Author: The Kernel and Kiersten Sundell

Most companies in the advanced reactor race are trying to scale down gigawatt-sized nuclear plants into something commercially viable. Radiant Nuclear, founded in 2020 by former SpaceX engineers, is taking the opposite approach: build something so small it fits on a single truck, then factory-generate dozens of them per year.
Coming Back to Earth
Their design is called Kaleidos, a one megawatt microreactor that uses TRISO fuel and helium cooling. The entire system fits in a shipping container, requires no site excavation, and can theoretically be dropped off and plugged in within 24 hours. It’s designed to replace diesel generators, which means it needs to be truly portable — not “portable with six months of site preparation and a small army of specialists.”
The reactor uses air cooling via forced convection (aka fans), and can run for several years before refueling. It’s perfect for remote areas, and unlike competitors, doesn’t require a dedicated water supply.
But here’s where Radiant’s plan gets (very) ambitious. They don’t want to build reactors one at a time, proving each one works before building the next. They want to build a factory that produces 50 microreactors per year.
In October 2025, the company announced it will build its first manufacturing facility, called R-50, at a former Manhattan Project site in Oak Ridge, Tennessee. It will require a $280 million investment and create 175 new jobs, with a long-term goal of producing dozens of reactors per year, though no company has yet produced nuclear reactors at this scale. It assumes you can standardize, automate, and quality-control nuclear manufacturing the way Boeing builds airplanes or Tesla builds cars. This might work, but it also might be spectacularly complicated.
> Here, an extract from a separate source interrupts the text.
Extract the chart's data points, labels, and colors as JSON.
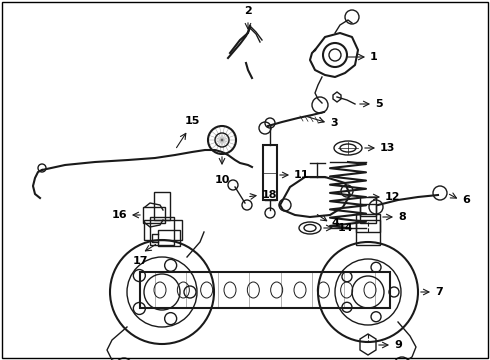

The U.S. Department of Energy selected Radiant for the Advanced Reactor Pilot Program, which requires participating companies to achieve criticality by July 4, 2026. That’s building and starting up a reactor in less than a year, which is ambitious, to say the least. Radiant will conduct initial testing at Idaho National Laboratory’s DOME (Device for Observing Modular Energy) facility beginning Spring 2026.
The Department of Defense awarded Radiant a contract in August 2025 to deliver one unit to a military installation by August 2028. Each Kaleidos displaces approximately 1.8 million gallons of diesel fuel annually, which is a 110-fold improvement in energy density compared to conventional generators. But the convenience comes with a lofty price tag. The military might be able to front the cost of flexible power, but does the public want micro technology this expensive? Only time will tell.
The Assessment
Mass-producing several microreactors per year, let alone 50, has never been done. Nuclear manufacturing has always wanted to be industrial and repeatable, but has never gotten there yet — at least in the United States. If Radiant can pull it off, they’ll change the game. If they don’t, they’ll have built a very expensive factory in Tennessee.